Der pathozentrische Ansatz räumt teilweise auch Lebewesen einen eigenen moralischen Wert ein. Dieser Ansatz beruht auf der Annahme, dass sowohl Menschen als auch Tiere eine Leidens- und Empfindungsfähigkeit aufweisen. Allerdings werden nur „höhere“ Tiere als empfindungsfähig eingestuft. Zu diesen zählen zum Beispiel Pferde oder Affen. Dagegen erhalten so genannte „niedere“ Tiere und Pflanzen keinen Eigenwert. Ein großes Problem dieses Ansatzes liegt in der unscharfen Grenze zwischen leidensfähigen und leidensunfähigen Tieren, die nicht eindeutig definiert werden kann.
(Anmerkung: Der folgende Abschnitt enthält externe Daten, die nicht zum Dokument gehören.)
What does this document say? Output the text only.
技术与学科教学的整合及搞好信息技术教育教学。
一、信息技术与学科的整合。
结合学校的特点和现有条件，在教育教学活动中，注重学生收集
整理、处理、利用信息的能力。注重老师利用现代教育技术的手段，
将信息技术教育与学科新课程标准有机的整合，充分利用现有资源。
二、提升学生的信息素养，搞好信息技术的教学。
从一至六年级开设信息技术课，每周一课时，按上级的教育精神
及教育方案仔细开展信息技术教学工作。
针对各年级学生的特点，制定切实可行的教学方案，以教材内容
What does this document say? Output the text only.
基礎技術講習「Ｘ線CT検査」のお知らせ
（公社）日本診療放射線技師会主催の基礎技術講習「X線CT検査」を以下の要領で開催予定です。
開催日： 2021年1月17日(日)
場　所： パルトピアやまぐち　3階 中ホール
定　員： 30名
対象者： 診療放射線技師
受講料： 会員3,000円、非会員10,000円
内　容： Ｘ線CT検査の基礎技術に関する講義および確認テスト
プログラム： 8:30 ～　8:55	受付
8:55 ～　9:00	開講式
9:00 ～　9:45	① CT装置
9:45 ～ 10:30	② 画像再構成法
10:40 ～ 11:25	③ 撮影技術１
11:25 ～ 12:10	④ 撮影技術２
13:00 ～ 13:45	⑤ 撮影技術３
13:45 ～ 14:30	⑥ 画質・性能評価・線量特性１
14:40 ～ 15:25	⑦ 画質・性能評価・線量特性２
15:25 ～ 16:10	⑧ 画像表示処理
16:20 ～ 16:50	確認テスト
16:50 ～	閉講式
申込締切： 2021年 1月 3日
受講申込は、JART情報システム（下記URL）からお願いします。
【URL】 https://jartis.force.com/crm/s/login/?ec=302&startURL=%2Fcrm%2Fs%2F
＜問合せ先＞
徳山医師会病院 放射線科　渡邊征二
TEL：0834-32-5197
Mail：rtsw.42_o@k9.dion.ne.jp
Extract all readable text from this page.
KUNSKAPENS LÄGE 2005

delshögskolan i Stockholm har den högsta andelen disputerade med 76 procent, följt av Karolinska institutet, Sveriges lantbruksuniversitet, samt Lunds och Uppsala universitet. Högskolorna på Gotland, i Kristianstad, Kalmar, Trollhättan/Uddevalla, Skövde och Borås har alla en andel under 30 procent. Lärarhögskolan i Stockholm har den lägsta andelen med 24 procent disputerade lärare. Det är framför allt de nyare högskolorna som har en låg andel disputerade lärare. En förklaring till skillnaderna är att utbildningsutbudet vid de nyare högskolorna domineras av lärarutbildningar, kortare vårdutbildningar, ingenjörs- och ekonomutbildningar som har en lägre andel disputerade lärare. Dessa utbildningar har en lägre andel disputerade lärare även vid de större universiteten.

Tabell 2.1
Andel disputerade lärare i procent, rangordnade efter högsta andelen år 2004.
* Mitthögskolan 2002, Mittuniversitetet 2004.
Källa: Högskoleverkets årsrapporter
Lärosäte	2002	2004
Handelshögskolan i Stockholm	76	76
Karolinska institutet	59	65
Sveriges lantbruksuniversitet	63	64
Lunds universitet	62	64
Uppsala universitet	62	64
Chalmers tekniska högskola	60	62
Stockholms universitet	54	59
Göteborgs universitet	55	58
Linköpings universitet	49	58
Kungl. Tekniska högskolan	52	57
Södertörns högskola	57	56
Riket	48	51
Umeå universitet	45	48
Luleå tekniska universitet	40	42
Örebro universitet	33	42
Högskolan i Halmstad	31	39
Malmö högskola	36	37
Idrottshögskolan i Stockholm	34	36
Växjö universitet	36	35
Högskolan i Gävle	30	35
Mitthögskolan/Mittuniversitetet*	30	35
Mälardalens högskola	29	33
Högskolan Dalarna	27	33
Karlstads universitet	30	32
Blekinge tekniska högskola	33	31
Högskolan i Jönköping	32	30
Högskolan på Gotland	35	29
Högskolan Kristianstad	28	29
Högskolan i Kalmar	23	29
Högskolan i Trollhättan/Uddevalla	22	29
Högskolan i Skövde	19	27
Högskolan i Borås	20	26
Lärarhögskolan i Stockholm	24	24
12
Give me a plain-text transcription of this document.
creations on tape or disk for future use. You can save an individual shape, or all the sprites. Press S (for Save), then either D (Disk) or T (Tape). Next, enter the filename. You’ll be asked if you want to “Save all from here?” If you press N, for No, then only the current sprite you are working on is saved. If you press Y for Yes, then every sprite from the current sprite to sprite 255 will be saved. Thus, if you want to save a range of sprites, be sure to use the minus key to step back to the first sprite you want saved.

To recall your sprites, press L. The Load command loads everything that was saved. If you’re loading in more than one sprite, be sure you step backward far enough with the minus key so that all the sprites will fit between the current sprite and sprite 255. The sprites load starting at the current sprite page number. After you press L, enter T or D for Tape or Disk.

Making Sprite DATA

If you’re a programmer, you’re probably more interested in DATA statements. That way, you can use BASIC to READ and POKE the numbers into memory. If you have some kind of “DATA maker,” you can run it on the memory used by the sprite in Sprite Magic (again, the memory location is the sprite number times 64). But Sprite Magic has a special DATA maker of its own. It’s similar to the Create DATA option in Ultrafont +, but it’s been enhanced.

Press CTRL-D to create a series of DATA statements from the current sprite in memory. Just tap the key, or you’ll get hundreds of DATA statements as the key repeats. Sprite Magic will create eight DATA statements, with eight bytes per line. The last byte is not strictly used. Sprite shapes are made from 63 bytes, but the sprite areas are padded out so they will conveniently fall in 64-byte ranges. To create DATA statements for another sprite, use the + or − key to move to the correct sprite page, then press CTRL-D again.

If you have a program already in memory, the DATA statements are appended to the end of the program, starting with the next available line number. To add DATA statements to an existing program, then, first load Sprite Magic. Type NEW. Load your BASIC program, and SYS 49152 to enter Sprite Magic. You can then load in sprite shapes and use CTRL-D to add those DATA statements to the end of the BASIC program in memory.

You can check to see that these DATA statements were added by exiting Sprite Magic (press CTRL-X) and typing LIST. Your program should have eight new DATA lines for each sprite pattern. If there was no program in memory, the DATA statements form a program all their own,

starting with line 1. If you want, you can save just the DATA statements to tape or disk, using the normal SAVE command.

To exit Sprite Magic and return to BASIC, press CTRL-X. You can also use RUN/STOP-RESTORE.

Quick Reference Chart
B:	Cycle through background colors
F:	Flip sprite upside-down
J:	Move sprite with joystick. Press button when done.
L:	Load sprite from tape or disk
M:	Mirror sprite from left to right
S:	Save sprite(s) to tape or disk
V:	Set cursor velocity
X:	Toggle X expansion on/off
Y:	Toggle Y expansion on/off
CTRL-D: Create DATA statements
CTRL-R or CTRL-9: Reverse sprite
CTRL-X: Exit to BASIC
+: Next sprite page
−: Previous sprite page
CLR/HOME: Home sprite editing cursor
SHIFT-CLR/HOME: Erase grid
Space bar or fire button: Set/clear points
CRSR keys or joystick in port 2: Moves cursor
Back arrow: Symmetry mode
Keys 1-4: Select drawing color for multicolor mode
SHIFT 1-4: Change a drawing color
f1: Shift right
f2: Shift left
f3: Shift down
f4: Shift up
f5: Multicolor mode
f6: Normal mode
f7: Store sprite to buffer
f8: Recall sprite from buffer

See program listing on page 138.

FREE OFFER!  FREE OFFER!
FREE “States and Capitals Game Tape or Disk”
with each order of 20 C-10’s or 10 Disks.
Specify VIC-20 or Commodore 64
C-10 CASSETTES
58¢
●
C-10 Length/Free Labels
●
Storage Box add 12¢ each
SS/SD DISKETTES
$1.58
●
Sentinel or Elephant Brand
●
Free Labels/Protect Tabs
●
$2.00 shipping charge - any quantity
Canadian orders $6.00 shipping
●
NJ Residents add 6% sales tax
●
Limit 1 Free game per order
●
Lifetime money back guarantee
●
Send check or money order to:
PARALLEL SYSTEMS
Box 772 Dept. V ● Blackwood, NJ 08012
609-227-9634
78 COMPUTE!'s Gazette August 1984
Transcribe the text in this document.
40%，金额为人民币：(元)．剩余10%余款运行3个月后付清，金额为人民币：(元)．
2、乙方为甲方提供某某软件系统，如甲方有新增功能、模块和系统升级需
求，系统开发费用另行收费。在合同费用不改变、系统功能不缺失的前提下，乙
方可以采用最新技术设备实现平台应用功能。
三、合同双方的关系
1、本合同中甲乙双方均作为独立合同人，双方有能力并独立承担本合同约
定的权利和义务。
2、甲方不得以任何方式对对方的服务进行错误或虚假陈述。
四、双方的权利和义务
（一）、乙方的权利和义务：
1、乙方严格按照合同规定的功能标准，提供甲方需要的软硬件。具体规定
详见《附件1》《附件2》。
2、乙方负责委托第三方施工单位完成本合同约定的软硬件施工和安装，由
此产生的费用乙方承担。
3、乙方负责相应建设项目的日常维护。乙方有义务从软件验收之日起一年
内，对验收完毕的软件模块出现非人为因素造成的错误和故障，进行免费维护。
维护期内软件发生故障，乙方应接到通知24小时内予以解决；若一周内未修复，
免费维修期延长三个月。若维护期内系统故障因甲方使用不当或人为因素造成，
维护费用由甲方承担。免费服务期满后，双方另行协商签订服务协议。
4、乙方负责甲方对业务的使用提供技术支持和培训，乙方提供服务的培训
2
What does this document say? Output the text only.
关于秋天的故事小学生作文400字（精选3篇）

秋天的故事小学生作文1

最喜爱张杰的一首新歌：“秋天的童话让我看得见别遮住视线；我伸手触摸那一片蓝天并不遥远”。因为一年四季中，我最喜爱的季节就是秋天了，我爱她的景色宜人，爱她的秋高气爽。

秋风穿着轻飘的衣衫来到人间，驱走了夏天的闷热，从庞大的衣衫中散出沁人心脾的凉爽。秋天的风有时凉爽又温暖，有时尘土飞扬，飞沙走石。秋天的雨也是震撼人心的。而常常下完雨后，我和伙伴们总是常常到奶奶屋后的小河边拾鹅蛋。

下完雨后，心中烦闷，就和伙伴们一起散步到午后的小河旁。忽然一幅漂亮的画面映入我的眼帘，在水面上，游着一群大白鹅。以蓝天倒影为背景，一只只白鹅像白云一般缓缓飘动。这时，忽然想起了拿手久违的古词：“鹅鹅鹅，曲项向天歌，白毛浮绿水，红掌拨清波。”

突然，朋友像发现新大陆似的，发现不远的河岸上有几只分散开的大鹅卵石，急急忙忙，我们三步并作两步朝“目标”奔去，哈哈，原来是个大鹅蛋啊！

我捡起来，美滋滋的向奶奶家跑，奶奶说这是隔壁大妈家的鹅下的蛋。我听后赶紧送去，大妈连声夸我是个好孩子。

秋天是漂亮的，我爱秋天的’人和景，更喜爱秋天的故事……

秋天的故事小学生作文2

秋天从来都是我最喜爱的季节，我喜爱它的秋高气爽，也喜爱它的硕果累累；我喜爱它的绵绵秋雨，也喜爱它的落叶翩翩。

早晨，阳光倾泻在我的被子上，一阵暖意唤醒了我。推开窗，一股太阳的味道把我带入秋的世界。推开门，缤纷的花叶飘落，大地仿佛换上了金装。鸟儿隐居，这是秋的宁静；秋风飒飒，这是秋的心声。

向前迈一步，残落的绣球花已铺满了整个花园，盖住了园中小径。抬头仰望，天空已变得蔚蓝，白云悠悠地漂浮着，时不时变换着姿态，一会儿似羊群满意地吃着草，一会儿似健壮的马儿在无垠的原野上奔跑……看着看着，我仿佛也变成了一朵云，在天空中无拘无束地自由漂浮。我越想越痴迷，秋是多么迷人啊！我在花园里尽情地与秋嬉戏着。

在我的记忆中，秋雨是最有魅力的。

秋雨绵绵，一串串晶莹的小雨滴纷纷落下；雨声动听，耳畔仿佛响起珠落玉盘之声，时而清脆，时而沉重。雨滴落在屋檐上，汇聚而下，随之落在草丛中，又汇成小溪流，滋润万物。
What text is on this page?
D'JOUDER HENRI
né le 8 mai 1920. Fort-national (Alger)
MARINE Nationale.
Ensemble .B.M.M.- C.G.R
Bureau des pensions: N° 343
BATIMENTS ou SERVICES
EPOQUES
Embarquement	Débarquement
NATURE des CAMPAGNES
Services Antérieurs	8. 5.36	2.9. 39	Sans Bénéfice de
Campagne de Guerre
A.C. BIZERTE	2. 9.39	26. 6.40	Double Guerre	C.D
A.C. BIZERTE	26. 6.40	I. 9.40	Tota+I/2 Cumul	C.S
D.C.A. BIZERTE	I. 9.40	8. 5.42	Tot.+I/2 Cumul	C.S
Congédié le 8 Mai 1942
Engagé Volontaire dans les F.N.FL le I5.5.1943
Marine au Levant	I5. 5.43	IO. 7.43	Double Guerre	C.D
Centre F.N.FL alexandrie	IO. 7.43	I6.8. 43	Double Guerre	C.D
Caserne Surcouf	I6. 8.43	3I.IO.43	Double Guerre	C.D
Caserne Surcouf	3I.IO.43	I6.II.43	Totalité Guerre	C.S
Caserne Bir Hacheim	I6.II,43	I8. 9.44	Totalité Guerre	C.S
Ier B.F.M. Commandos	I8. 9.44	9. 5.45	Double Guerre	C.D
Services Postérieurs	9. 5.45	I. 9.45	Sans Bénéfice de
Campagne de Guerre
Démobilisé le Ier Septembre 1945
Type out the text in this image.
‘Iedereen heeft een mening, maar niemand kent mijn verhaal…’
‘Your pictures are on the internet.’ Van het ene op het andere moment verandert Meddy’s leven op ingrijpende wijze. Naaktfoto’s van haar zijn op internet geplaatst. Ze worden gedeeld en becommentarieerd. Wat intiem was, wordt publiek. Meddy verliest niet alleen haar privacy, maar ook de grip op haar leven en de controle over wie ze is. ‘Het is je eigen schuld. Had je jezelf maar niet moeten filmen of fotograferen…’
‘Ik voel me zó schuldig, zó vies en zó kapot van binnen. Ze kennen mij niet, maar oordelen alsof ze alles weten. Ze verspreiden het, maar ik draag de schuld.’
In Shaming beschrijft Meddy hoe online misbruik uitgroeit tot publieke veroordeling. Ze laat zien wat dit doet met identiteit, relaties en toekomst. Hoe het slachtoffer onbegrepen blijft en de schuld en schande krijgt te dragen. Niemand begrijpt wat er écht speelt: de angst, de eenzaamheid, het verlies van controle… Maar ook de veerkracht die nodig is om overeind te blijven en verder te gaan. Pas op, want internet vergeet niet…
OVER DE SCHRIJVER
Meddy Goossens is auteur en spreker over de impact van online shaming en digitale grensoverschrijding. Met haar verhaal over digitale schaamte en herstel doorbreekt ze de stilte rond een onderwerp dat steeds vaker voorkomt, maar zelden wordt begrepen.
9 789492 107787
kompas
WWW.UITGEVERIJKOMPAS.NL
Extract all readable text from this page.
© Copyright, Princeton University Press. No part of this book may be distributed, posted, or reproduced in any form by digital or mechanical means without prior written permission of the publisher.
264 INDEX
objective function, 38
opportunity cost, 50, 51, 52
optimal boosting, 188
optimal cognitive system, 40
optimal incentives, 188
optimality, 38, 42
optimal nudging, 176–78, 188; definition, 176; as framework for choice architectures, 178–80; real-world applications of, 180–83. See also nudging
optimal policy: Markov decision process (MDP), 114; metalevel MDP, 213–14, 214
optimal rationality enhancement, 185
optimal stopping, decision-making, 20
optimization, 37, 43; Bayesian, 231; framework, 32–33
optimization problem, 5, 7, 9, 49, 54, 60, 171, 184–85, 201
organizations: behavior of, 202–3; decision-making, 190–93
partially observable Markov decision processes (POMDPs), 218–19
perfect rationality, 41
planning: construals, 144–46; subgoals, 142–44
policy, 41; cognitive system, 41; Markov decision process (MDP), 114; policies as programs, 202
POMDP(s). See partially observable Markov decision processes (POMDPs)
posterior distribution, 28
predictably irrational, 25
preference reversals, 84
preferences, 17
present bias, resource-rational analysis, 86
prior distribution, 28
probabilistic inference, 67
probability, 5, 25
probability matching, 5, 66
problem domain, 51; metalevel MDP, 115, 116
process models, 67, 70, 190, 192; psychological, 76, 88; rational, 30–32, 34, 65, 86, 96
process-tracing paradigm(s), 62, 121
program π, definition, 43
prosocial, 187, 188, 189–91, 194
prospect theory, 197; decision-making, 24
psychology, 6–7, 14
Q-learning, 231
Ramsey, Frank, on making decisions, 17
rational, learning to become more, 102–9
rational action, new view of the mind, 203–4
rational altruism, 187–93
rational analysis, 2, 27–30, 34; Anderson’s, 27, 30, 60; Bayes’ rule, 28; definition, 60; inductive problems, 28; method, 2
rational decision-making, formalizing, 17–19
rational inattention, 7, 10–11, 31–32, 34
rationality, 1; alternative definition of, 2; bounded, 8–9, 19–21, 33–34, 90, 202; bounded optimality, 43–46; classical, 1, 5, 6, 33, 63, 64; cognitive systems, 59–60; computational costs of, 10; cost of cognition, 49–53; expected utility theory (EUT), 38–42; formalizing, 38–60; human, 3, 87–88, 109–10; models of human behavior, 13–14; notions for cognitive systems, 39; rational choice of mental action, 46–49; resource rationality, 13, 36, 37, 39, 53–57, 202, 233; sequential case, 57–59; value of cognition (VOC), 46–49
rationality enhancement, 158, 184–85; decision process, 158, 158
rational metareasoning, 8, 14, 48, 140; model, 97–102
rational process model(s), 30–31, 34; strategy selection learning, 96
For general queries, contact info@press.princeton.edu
Im Gegensatz zum pathozentrischen Ansatz wird im biozentrischen Ansatz allen Lebewesen ein moralischer Status anerkannt, da davon ausgegangen wird, dass ein Interesse an der eigenen Lebenserhaltung von allen Lebewesen angestrebt wird. An dieser Stelle werden alle Lebewesen in gleicher Art und Weise betrachtet.
Der physiozentrische oder auch holistische Ansatz geht sogar noch einen Schritt weiter. Er erkennt einen eigenen moralischen Wert aller belebten und auch unbelebten Naturwesen an. Damit wird neben Menschen, Tieren und Pflanzen auch unbelebte Materie, wie zum Beispiel Berge oder Seen, einbezogen. Dies bedeutet, dass alles, was in der Natur vorliegt aufgrund der bloßen Existenz einen Wert hat.
Fazit
Die verschiedenen Ansätze zeigen die Komplexität des Themas sowie das weite Spektrum der Herangehensweise. Für Fragen des Naturschutzes muss somit genau unterschieden werden, wie einzelne Akteure den Begriff „Umweltethik“ für sich definieren und auf konkrete Problemstellungen anwenden.